Mel comes from the back room counting one’s. I can see her trying not to look at the new guy. She’d probably bust up laughing and ruin everything. “Daedalus? Those were the guys with the rocketpacks powered by moonlight?”
Oh, thank you, Mel, for letting me just respond to you. “No, those were the Lunattacks. These guys, they wore the red body suits, eyepatches –”

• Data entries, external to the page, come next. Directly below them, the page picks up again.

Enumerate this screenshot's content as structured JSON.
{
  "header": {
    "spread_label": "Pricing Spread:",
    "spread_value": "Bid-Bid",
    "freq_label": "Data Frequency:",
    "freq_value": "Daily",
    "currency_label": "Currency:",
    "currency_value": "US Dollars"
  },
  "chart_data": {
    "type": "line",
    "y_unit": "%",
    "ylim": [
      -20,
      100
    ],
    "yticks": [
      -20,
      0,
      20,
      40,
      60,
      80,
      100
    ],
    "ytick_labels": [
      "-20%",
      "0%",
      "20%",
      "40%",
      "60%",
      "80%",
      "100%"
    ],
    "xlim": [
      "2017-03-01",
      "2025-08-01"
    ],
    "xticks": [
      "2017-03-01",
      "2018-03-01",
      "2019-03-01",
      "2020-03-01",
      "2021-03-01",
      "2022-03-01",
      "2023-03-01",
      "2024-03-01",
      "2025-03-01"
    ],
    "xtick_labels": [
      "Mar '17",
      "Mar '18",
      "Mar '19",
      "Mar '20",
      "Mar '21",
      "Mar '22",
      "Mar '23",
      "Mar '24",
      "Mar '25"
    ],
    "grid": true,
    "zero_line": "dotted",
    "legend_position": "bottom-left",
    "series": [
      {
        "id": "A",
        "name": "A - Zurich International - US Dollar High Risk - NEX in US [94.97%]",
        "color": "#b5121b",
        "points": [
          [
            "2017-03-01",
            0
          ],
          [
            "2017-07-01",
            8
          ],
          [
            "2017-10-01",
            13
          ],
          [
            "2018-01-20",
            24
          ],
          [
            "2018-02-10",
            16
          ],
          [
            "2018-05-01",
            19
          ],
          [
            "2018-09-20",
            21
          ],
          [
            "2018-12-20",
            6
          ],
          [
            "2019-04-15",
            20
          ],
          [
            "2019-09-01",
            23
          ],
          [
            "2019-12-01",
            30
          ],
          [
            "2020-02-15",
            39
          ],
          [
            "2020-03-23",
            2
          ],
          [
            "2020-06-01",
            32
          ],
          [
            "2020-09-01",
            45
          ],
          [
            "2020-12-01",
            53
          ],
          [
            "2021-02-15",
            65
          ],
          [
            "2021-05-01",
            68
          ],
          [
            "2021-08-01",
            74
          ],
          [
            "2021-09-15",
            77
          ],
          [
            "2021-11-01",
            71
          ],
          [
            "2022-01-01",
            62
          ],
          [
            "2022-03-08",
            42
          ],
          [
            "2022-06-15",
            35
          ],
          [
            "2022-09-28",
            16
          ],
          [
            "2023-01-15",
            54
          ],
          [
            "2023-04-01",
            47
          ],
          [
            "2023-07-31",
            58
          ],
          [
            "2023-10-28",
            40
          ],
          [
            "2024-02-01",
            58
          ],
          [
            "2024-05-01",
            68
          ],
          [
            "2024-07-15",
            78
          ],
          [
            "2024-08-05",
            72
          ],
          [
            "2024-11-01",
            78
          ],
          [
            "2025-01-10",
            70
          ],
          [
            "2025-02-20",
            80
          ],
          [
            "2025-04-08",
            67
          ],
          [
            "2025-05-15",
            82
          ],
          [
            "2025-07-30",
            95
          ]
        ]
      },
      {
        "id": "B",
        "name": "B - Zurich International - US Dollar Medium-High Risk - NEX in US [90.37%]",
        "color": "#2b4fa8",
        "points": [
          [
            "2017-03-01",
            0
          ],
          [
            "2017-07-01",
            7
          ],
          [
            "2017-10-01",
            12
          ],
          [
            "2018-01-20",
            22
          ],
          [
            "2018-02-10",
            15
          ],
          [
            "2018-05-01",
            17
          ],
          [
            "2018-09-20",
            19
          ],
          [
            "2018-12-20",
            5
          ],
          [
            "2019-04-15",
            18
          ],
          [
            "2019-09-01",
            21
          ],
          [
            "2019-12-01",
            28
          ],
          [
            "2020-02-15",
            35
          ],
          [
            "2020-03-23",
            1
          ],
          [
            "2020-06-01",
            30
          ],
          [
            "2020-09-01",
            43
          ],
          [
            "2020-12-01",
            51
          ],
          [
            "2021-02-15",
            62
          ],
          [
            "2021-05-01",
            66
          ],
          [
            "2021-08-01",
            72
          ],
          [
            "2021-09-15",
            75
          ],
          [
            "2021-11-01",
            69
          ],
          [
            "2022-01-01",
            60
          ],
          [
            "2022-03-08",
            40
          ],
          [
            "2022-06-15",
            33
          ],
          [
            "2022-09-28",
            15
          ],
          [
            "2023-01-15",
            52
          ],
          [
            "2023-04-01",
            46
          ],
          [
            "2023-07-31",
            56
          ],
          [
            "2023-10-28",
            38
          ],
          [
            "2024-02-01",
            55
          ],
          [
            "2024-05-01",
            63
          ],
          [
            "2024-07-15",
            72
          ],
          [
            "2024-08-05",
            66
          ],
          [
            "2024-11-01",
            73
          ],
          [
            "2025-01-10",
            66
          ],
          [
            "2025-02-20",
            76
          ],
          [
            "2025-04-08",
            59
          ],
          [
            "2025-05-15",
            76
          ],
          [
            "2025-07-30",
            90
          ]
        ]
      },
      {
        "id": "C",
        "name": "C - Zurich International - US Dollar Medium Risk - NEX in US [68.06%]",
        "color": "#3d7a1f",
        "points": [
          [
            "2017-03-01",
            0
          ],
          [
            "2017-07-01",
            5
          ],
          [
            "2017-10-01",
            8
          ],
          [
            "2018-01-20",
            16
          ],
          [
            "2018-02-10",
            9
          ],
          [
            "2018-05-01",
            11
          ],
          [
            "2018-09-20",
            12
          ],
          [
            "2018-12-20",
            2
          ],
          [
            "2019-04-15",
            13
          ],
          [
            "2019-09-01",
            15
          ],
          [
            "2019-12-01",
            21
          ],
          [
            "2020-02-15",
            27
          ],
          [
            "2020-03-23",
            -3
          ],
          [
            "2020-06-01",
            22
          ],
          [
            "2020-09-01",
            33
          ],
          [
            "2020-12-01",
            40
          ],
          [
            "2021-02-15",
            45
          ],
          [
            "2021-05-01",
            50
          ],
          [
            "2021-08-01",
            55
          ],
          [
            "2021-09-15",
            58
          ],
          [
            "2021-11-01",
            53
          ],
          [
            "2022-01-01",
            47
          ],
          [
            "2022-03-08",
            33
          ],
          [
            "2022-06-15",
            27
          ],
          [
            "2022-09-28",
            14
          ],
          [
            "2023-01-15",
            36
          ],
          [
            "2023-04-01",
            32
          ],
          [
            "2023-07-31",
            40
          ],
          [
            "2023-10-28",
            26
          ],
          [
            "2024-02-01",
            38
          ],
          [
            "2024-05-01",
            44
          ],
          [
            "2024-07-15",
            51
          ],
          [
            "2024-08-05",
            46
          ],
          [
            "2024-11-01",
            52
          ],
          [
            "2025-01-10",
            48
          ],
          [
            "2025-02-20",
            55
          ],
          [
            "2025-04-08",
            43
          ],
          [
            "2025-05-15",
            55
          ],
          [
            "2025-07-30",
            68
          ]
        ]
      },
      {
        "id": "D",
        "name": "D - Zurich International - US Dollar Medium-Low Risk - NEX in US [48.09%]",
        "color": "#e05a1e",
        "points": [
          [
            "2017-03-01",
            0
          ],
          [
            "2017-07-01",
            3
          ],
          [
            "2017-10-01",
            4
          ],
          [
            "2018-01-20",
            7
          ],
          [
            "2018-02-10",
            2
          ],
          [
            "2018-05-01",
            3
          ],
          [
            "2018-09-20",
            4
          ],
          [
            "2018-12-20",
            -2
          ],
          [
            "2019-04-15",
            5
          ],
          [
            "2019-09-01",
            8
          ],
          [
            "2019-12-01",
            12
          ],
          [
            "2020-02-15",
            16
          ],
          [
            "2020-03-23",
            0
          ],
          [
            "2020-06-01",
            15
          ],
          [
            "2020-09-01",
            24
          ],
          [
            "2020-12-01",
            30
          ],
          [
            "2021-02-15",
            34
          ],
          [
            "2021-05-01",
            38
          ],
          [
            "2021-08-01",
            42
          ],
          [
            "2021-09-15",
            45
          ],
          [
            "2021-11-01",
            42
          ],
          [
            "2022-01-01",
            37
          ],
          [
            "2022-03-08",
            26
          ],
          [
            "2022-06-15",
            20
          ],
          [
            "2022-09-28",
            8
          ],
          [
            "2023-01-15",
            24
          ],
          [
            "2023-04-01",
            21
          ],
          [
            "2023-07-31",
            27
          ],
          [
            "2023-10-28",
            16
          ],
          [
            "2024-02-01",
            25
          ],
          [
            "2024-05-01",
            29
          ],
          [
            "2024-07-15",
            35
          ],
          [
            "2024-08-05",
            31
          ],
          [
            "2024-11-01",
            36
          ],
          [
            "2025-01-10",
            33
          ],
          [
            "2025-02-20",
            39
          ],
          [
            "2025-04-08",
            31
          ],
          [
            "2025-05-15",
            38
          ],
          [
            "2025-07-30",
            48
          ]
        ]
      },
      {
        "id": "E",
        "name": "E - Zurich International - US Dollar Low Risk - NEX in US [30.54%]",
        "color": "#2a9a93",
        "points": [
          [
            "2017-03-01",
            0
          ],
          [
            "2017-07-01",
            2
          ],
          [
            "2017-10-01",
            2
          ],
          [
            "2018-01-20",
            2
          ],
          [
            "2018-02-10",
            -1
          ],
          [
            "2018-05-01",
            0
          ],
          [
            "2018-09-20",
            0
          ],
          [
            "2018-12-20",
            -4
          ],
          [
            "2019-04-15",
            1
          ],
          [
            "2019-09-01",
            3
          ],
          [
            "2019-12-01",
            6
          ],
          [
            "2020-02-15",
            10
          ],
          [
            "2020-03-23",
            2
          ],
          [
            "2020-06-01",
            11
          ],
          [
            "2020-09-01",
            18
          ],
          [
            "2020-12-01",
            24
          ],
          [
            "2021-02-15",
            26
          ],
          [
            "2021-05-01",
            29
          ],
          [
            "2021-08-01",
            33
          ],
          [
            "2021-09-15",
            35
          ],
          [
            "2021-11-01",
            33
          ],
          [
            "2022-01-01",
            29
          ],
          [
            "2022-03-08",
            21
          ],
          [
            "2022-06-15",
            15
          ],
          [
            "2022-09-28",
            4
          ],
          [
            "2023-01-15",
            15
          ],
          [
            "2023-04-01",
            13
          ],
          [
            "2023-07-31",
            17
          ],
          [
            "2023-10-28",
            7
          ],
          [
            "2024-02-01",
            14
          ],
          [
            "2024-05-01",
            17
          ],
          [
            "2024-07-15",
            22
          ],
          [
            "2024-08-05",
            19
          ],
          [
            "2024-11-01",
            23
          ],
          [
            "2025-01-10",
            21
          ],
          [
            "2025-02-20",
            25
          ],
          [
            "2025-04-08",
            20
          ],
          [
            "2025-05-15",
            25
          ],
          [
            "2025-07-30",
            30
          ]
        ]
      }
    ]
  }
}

“Oh, yeah!” Mel nods. “What? Four years ago?”
The new guy jumps to his feet. “I need to go there!”
“Sure. Hey, tell me I said hi when you get there.” I wink at him. “Make sure you mention you turned your nose up at the free drink.”
He knits his eyebrows together in that way he still has and runs out the front door. I sag against the bar. Mission accomplished? Did I do what I was supposed to do?
And then the new guy comes out from the kitchen, a little older, still just as bald, drying his hands on his apron. “Wow. You put up with me like that?” He kisses me on the cheek.
“Well, you wised up.” Yep. Be a smartass. Cover up your fear.
“I helped,” Aric puts in.
My hubby drops another plate of fried pickle chips in front of him. “You never let me forget it.”
I grab him and take a deep, deep breath. “Well, paradox resolved. I didn’t mess up. You went back, and you still drink crap IPA’s. Everything happened the way you remember. We made it. We made it! I still have you! Now we know we can live happily ever after.” And we kiss, because really, that’s what you do when you say a line like that.